My entry into the Bloggers Quilt Festival would certainly not qualify as the most beautiful or most intricately pieced or the most original. Its design is a simple one; flannel blocks from a bear print that I fussy cut alternating with a coordinating yellow flannel.
Those blocks are framed with a single border cut from that same yellow flannel with a fussy cut rocking horse in each corner.
I used a coordinating yellow plaid flannel for the binding. You can’t get much simpler than that.

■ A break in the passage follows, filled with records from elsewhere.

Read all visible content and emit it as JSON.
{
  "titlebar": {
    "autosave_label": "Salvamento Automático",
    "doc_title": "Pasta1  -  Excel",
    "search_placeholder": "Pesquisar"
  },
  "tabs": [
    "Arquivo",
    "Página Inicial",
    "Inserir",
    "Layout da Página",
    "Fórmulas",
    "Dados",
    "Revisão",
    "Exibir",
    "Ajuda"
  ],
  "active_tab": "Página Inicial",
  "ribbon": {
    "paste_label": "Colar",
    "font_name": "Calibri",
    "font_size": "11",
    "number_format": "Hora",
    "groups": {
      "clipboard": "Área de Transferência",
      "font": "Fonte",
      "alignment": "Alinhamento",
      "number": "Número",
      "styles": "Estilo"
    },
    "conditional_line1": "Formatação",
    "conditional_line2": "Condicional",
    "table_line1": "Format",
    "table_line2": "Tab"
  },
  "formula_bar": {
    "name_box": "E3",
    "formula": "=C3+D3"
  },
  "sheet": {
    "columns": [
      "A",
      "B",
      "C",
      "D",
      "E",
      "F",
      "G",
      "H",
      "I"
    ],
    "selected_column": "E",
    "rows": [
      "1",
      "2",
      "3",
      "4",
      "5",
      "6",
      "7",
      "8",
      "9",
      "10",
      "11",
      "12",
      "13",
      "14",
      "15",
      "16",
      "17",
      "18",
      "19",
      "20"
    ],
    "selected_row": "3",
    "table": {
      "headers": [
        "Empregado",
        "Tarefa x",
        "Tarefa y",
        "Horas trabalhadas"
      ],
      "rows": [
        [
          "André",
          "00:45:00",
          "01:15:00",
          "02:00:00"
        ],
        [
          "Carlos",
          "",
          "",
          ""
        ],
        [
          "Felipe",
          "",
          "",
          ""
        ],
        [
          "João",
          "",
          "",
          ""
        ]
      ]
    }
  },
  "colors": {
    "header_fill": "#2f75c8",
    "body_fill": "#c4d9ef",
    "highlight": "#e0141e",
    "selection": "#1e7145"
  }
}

What makes this quilt special, to me at least, is that it’s the second quilt I’d ever made; there being a twenty plus year gap between it and the first. Also, this is the first baby quilt I’ve ever made. Can you imagine… I have three adult children and even though I sewed a lot of their clothes when they were little, I never made them a quilt.
This quilt was made for Dave’s second grandchild. I started it a few months before she was born, but she didn’t receive it until her second birthday. Oh… I got the top finished before she was born, but then I got stuck because I wasn’t sure how to finish it. It took almost two more years of reading quilt blogs and seeing how other people did things before I decided that ready or not, that quilt needed to be finished so that said grandchild could use it before she outgrew it.
There were so many things I learned over the process of making this quilt, starting with some basic quilting terms. At the time I was cutting out the blocks for the top, I didn’t even know the term “fussy cut.” I just knew I wanted a bear in the middle of each block and cut them out that way. It wasn’t until later that I learned that fussy cutting was the term used to describe cutting out blocks to feature a certain print.
I learned about ¼” seams. But it wasn’t until later that I figured out that a ¼” seam isn’t really a ¼” seam, it’s an almost ¼” seam.
I learned how to piece a backing.
I learned how to sew on a binding using a tutorial by Sharon Schamber.
I learned that I hate pin basting; which is one of the reasons why up until a month ago this quilt was only the second I’d ever completed. Now that I’ve discovered hand-basting (again through another Sharon Schamber video tutorial) I’m hoping to get this top and this top turned into finished quilts.
Oh… and one more thing I learned is that quilts can be incredibly difficult to photograph.
But finally and perhaps most importantly, I learned that the quilting and crafting community contains some of the most interesting, generous and fun-loving people I’ve ever encountered.